For Willem Dafoe, the excellent script was a definite draw, but the commitment of those already signed-on to the project sealed his involvement. “With a first time feature director, it is always a little risky because you really don’t know how he is going to behave on a set,” Dafoe said. “You can look at shorts but that is really a different form, so you don’t really know. You have to get behind people’s take of the movie and their passion for it. This is also a case where this terrific ensemble cast was coming on board really for the passion of Dennis and also for the script. I have a nose for that kind of situation. It is not so much the character, because I don’t know what the character is until I have done it—and sometimes not even then. It is really more about the situation.”
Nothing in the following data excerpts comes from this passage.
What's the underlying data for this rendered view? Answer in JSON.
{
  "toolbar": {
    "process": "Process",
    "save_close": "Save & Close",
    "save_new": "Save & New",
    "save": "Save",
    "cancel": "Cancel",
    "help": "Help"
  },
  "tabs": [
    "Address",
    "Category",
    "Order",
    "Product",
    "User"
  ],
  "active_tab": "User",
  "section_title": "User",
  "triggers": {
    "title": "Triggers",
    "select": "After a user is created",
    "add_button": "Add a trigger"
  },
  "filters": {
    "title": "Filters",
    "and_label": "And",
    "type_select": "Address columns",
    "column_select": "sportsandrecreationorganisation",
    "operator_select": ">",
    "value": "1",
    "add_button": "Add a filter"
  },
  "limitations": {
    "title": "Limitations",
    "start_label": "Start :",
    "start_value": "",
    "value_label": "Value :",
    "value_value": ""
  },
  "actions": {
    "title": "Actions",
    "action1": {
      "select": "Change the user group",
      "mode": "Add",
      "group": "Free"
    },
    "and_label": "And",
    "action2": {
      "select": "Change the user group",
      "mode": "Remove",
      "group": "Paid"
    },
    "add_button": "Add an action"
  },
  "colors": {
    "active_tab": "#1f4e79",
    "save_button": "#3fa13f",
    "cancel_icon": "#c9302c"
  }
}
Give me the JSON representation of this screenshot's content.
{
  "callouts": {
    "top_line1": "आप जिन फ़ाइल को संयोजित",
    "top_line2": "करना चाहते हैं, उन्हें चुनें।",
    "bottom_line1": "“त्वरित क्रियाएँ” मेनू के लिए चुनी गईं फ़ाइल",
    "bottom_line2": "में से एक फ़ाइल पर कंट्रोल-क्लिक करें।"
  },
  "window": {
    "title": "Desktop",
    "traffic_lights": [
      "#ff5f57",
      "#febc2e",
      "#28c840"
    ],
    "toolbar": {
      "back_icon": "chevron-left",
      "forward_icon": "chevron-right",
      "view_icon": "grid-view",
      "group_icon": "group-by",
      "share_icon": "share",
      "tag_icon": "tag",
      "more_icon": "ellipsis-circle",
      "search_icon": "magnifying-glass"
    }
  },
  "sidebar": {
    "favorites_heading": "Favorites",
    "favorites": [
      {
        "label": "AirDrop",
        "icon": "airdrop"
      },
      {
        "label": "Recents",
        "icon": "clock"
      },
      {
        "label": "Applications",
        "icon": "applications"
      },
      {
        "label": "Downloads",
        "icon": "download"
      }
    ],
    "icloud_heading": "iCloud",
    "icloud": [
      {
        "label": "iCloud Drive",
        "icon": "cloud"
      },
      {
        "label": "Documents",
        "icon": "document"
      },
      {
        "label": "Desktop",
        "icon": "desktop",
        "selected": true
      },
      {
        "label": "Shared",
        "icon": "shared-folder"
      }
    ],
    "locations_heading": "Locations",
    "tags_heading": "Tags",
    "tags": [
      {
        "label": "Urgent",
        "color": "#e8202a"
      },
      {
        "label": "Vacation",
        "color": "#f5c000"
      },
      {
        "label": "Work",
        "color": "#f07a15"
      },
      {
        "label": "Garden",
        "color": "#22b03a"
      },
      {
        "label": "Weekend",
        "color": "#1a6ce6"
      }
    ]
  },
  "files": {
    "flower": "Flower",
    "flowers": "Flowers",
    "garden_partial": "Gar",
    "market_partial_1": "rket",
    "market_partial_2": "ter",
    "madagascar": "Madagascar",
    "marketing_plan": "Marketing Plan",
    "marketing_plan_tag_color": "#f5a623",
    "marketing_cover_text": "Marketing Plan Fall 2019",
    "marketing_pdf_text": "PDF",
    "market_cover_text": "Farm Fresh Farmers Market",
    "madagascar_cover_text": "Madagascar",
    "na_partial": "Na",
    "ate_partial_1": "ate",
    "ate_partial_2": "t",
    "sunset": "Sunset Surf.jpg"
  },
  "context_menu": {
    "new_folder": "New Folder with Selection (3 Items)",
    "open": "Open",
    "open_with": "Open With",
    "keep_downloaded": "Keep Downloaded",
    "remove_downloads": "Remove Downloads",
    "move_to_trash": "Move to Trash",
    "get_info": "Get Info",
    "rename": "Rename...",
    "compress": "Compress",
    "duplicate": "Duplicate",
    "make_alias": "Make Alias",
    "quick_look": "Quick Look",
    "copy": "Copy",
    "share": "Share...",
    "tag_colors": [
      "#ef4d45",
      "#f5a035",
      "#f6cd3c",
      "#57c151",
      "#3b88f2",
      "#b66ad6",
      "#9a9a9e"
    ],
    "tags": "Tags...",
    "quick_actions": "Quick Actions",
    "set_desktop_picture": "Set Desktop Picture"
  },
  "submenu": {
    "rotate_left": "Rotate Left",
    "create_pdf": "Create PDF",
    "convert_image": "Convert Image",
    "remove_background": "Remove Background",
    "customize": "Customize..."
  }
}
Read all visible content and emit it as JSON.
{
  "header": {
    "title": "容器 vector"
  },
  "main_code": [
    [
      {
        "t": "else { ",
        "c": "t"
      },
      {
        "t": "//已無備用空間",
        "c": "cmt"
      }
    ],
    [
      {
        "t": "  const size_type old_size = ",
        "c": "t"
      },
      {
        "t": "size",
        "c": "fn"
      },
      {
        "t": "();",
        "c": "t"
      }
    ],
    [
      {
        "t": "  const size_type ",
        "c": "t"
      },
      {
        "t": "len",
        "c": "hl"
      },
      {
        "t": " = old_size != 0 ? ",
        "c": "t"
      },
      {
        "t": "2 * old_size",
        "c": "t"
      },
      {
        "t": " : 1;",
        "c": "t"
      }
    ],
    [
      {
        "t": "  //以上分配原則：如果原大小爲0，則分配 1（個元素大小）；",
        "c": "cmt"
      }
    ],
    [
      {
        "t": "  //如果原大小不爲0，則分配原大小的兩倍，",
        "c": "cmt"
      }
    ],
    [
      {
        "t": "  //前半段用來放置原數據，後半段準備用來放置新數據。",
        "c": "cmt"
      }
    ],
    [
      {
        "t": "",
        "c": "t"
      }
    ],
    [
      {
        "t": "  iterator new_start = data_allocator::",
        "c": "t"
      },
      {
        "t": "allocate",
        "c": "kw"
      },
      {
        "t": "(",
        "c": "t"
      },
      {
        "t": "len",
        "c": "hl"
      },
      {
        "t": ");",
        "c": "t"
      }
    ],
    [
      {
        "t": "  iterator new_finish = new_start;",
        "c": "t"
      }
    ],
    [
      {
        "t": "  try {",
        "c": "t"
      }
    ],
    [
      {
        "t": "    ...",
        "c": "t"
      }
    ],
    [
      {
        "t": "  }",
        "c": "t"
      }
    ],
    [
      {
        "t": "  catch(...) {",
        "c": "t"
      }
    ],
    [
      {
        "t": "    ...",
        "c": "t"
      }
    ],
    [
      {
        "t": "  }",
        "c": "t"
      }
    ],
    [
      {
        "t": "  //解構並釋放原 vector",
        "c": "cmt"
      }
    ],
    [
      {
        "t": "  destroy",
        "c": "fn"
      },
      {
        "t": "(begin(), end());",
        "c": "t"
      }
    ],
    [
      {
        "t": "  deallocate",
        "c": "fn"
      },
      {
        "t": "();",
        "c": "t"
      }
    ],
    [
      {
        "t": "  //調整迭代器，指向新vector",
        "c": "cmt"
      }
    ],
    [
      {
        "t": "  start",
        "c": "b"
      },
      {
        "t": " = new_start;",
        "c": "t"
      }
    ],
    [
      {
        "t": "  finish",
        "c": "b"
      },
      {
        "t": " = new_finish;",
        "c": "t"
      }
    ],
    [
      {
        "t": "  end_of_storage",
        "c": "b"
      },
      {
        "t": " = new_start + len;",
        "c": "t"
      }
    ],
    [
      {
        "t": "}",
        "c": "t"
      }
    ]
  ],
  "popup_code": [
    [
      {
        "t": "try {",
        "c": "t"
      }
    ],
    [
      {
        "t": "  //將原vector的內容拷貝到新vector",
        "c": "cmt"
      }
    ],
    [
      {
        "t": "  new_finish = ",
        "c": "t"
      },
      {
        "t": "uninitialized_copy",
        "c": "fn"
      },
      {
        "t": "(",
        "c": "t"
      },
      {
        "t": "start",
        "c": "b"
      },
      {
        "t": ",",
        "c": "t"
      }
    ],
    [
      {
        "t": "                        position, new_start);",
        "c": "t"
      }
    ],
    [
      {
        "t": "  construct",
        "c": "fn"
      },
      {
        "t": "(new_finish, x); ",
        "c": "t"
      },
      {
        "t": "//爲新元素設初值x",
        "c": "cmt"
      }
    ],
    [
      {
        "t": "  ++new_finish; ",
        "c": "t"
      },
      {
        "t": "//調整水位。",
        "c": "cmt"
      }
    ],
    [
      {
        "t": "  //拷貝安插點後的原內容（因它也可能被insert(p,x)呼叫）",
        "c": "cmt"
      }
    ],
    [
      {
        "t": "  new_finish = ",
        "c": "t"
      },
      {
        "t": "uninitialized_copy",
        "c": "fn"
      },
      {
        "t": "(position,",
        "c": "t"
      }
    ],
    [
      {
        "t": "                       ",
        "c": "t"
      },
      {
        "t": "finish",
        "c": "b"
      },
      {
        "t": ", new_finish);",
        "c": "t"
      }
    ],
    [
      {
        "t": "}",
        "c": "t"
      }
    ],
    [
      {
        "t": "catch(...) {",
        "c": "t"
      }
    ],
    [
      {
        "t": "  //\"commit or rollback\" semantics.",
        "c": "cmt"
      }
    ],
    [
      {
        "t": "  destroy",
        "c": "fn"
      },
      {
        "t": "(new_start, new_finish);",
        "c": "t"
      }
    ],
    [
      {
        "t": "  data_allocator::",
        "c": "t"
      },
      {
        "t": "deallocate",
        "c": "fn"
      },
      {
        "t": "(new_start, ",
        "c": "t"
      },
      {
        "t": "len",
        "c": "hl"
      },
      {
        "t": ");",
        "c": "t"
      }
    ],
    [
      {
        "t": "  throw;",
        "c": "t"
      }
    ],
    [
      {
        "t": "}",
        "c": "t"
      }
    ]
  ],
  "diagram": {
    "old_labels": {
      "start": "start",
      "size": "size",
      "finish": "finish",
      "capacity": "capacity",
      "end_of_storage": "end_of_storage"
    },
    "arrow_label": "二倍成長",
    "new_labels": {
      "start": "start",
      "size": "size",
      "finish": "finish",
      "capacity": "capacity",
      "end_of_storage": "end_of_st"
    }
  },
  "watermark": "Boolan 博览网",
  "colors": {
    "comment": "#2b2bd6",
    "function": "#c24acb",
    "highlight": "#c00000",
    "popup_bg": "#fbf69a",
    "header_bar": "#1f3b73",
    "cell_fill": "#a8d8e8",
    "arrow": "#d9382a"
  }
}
How we get into that situation is through a tool that script gurus and screenwriting books tell you never to use, especially if you’re a beginner – the flashback.

Watson and Lucio

Watson and Lucio

The story starts with young Michael Taylor in the back seat of his parent’s car. Fireworks between him and his father begin almost immediately and we are introduced to hands and cornfields – important symbols in the film. Then,suddenly, we are with grown-up Michael Taylor, successful romance novelist, on an airplane, signing an autograph for an admiring flight attendant.

Rapid cuts like this go on throughout the film, switching between the present and decades ago, with no hint as to where we are except the visual context. This shouldn’t work, but it does.

One caution, I found it a little difficult at first to identify the grown up instantiations of the young versions of the characters. But, if you pay close attention it will work itself out.

Family dramas like this are not usually the kind of film I go to see. I admit it – the A-list cast tempted me to attend the preview. I avoid films of this genre, because often they are pretentious, unbelievable and an excuse to lecture the audience about current trendy social issues. That is not the case here.

So, if you join the painful family reunion of the Taylor family, which I recommend you do, you’ll be reminded you’re alive, and, like the Taylors, you’ll remember why.

Fireflies in the Garden will open on Oct. 14 in New York, Los Angeles, Chicago, San Francisco and Austin with an expanded roll-out to follow.